For torture to be effective as an information-gathering method, it has to be institutionalized and used broadly. This is what I mean by aggregation. The information comes from observation of patterns generated by aggregating what the individual victims say and less from the words of an individual torture victim. Meaningful information from torture necessarily comes from torture's institutionalization.... But, while you could possibly verify concrete things like a weapons cache through torture of one person, you can't verify an alleged plot and its full details without torturing broadly and collecting the bits of information - sorting out the consistent from the inconsistent - into a patterned narrative.

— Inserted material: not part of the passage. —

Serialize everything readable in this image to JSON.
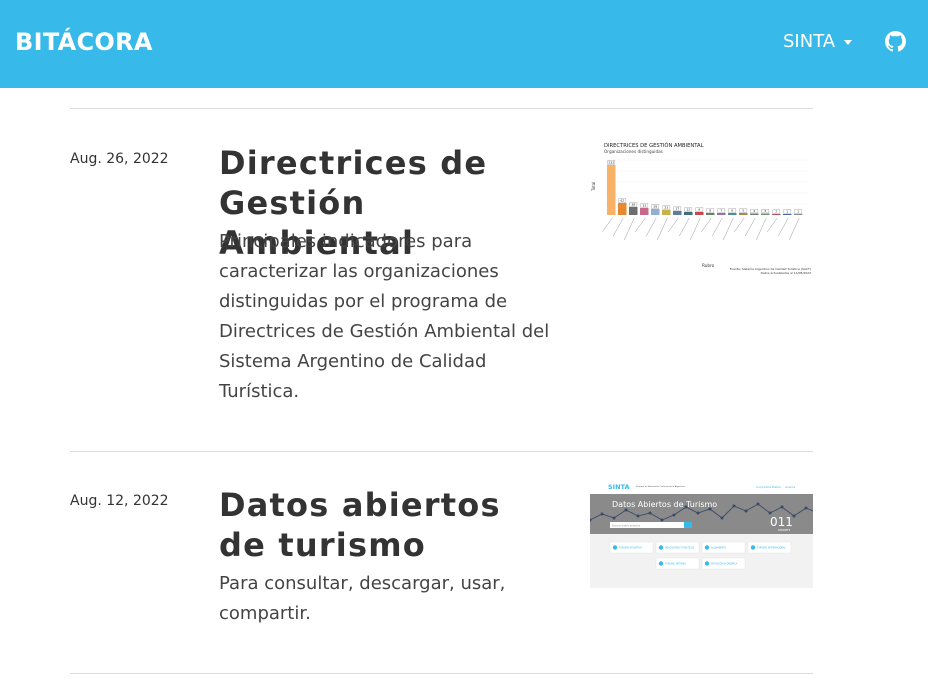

For torture to be effective as an information-gathering method, it has to be institutionalized and used broadly. This is what I mean by aggregation. The information comes from observation of patterns generated by aggregating what the individual victims say and less from the words of an individual torture victim. Meaningful information from torture necessarily comes from torture's institutionalization.... But, while you could possibly verify concrete things like a weapons cache through torture of one person, you can't verify an alleged plot and its full details without torturing broadly and collecting the bits of information - sorting out the consistent from the inconsistent - into a patterned narrative.
You can’t torture one person because they are unlikely to know everything. You don’t know exactly how many people you need to torture because you don’t know the dimension of the threat: that’s why you’re torturing people in the first place. So you torture on a large scale and torture people who have nothing to do with the group you’re targeting.
Meh - very thin. Anyone interested in this stuff should read Shue, Dershowitz and Steinhoff (in that order). I don't think Agamben's much of a guide to anything.